Background
A disproportionately high percentage of trauma patients use controlled substances, and they often co-ingest multiple drugs. Previous studies have evaluated the effect of individual drugs on clinical outcomes following trauma. However, the impact of all drugs included in a comprehensive screening panel has not yet been compared in a single cohort of patients.
Methods
All trauma patients who underwent urine drug screens following admission to the LAC+USC Medical Center (01/2008-06/2015) were identified retrospectively.

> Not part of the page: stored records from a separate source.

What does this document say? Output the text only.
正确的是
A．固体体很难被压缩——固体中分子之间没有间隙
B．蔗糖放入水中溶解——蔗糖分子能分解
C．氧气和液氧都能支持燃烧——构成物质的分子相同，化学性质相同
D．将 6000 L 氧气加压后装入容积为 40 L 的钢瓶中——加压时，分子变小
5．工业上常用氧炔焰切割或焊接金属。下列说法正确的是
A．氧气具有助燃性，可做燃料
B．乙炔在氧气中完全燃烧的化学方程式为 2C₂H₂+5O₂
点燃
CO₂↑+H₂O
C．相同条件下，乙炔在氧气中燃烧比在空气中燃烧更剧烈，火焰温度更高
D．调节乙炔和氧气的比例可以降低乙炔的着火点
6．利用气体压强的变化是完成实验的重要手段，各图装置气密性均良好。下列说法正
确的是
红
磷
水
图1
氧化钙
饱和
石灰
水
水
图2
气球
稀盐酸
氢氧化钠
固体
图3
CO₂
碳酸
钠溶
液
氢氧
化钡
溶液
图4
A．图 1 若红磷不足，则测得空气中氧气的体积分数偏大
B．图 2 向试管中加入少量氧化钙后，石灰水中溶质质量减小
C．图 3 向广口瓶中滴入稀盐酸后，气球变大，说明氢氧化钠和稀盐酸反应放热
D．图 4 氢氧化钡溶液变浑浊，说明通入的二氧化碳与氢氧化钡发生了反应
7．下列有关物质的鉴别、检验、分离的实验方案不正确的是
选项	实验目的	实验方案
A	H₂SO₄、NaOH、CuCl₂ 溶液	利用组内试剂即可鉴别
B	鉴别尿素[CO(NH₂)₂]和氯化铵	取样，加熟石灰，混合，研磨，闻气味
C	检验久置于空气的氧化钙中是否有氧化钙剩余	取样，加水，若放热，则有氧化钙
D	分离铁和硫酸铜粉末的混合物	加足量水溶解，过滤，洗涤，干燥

Univariable and multivariable regression analyses determined the significance of all drugs tested in the hospital’s standard toxicology screen (amphetamine, barbiturate, benzodiazepine, cocaine, opiate, phencyclidine) on clinical outcomes.
Results
A total of 10,288 patients who underwent admission toxicology screening were identified. While 5,661 patients had completely negative screens, 3,370 patients tested positive for only one drug and 1,257 patients tested for multiple drugs. Univariable analysis indicated that patients who tested positive for multiple drugs had higher rates of operative intervention (p<0.001), longer hospital stay (p<0.001), and longer ICU stays (p<0.001). Multivariable analysis indicated that phencyclidine was associated with higher rates of mortality (p=0.028) while amphetamine was associated with lower rates of mortality (p=0.008). Higher rates of operative intervention were observed in patients testing positive for amphetamine (p<0.001), benzodiazepine (p<0.001), or opiate (p<0.001). Benzodiazepine use was associated with higher rates of mechanical ventilation (p<0.001), but use of amphetamines (p=0.030) or opiates (p<0.001) was associated with lower rates.
Conclusions
Pre-injury use of amphetamine, barbiturate, benzodiazepine, cocaine, opiate, and PCP have significant and variable impact on clinical outcomes following trauma. Comparing the relative effect of each drug class can help clinicians risk-stratify all trauma patients, including those who test positive for multiple substances.